While climbing by car, there were times when I would lean out the window and see nothing but a vertical drop to the bottom. We visited the 1,000ft-high Kerry Cliffs, slept in a cozy pub in the seaside village of Dingle, watched a three-month-old border collie puppy chase blackface sheep in the mountains of County Galway, and watched the waves I visited a beach where the sand was lapping against the waves. It was very delicate and felt like it was touching silk. We also hiked the rocky coastline, including the steep 1.6-mile loop trail to Dunmore Head, the filming location for Star Wars: The Last Jedi. From there, you can admire the vast and mind-boggling views and forget about the sweat running down your back. Pain in the legs.
Beautiful views of Dunmore Head in Dingle, Ireland. Located on the Dingle Peninsula, it is one of the westernmost points in Europe.

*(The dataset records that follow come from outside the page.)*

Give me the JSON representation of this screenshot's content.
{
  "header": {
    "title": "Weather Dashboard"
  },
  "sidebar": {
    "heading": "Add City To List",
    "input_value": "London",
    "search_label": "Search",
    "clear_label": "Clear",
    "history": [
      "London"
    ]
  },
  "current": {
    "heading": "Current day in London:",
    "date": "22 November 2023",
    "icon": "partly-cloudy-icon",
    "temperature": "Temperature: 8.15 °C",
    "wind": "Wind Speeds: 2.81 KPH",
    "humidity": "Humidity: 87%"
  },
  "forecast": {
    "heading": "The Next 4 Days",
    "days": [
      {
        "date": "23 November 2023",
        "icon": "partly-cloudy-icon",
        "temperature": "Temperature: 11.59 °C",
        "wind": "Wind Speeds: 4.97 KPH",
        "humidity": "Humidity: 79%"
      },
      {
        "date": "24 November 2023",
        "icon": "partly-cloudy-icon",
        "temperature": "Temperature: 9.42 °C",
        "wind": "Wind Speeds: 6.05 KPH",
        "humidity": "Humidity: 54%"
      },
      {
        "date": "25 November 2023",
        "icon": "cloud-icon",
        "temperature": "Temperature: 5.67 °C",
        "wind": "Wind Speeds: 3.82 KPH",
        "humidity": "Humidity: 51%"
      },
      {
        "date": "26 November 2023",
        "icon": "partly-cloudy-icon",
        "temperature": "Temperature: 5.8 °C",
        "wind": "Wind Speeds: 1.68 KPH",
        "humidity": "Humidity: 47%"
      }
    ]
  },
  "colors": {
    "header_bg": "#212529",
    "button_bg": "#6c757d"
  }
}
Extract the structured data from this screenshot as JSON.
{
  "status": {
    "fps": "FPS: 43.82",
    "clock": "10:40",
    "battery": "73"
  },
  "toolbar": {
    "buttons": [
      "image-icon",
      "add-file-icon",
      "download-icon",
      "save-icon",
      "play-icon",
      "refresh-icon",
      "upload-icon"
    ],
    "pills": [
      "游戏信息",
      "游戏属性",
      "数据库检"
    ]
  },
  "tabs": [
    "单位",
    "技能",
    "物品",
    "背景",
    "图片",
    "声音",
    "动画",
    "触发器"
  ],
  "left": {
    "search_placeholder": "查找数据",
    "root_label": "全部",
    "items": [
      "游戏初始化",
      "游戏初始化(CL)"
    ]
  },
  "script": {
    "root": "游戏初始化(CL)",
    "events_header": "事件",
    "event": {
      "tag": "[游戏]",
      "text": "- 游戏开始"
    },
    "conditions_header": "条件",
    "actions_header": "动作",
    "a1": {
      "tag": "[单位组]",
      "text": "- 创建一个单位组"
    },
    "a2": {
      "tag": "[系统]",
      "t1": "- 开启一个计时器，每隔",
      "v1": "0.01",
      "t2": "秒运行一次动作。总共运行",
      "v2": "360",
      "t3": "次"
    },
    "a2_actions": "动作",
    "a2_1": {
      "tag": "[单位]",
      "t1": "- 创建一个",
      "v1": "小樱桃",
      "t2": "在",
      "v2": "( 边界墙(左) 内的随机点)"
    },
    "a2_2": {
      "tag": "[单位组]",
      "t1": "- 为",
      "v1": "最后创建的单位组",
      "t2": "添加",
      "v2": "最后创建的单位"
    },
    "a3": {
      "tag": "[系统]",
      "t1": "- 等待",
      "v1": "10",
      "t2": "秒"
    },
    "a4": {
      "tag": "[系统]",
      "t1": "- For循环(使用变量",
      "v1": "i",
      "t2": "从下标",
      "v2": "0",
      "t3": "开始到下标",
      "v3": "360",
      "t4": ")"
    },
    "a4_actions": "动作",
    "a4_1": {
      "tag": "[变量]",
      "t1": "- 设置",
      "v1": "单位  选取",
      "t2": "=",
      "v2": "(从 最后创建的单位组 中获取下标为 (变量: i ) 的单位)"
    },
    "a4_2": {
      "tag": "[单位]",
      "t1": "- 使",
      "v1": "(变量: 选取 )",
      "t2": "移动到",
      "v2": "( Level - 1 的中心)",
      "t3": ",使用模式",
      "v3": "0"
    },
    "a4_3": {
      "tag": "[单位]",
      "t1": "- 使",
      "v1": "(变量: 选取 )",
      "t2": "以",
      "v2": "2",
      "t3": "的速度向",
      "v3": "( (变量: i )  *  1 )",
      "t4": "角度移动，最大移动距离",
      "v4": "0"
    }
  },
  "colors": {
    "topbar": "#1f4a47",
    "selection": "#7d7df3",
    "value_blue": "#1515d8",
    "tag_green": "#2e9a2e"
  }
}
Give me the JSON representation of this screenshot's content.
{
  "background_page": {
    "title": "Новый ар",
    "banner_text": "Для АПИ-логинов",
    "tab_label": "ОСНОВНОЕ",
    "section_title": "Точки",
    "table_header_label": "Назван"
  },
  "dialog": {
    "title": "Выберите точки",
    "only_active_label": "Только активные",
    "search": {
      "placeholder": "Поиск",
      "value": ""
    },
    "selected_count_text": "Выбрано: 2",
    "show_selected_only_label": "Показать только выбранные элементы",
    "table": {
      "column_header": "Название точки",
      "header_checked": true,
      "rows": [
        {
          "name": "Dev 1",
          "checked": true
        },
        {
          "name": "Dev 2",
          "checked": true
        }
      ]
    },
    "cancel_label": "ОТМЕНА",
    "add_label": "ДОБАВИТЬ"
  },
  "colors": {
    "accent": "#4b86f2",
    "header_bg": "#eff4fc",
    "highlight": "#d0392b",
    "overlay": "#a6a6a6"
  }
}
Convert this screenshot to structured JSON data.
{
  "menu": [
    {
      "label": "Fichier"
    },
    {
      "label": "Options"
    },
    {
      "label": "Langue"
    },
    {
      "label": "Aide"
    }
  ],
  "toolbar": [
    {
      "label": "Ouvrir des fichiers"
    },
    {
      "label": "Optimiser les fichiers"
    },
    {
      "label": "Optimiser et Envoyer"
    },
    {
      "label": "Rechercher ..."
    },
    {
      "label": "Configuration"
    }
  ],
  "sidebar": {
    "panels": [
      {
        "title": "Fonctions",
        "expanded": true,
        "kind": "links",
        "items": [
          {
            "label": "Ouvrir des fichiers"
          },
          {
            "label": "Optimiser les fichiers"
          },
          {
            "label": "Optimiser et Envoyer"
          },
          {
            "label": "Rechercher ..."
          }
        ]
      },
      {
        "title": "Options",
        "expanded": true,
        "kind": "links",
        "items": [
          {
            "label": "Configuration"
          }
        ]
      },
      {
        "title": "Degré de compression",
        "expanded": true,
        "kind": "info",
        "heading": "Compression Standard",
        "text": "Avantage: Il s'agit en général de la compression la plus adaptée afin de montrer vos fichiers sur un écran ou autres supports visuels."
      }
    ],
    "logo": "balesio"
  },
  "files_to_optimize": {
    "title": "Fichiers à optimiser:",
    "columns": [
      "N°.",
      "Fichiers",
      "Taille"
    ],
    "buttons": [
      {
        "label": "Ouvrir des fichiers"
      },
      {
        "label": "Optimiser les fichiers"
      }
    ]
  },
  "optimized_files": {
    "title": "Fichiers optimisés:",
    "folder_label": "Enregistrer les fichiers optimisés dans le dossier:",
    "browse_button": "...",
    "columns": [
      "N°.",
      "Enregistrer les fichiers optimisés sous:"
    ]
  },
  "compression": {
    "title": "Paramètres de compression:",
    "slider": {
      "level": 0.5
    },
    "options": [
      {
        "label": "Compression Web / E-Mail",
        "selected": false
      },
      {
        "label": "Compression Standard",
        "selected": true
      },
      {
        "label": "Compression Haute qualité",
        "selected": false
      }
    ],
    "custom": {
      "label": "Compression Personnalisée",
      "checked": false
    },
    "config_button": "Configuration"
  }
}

Asia Palomba/Travel + Leisure
We tasted lamb and steak, sea bass and fish chowder. There are times when the weather feels like the earth itself is punishing us for our existence, and we seek refuge in a warm pub, munching on roast beef slathered in gravy and crunchy red apples. I asked for a local cider which I can only describe as delicious. One autumn day. We were also lucky to experience days when the wind died down, the clouds disappeared, and only undiluted sunlight made the hills and sea shine like the finest jewels. That day, we soaked up the warm spring sunshine with the sheep lying on the grass.
My family’s history had been largely silent for a century, so tracing my heritage back nearly 200 years and visiting the homes where they once lived was nothing short of a metaphysical experience. I now know that part of me is from Cork City, descended from basket weavers, servants and laborers. I also know that three generations of my female ancestors tended to marry late, in their mid-twenties for the time, and were referred to in public records as spinsters. It was more information than I expected, and I can’t help but feel a new affinity for this country. I’m already planning a second, more extended road trip for spring 2025.
I’m not going to pretend to be Irish just because I have a nationality. We understand that claiming land rights requires more than a passport and a few old documents. However, I do admit that Ireland is my family connection and I am unexpectedly very proud of it. How I am bound to a land where sheep fall like snow, where shadows of green blankets sink over the land, where the sea swirls and thrashes against cliffs in a millennia-long tidal dance. You’ll be lucky.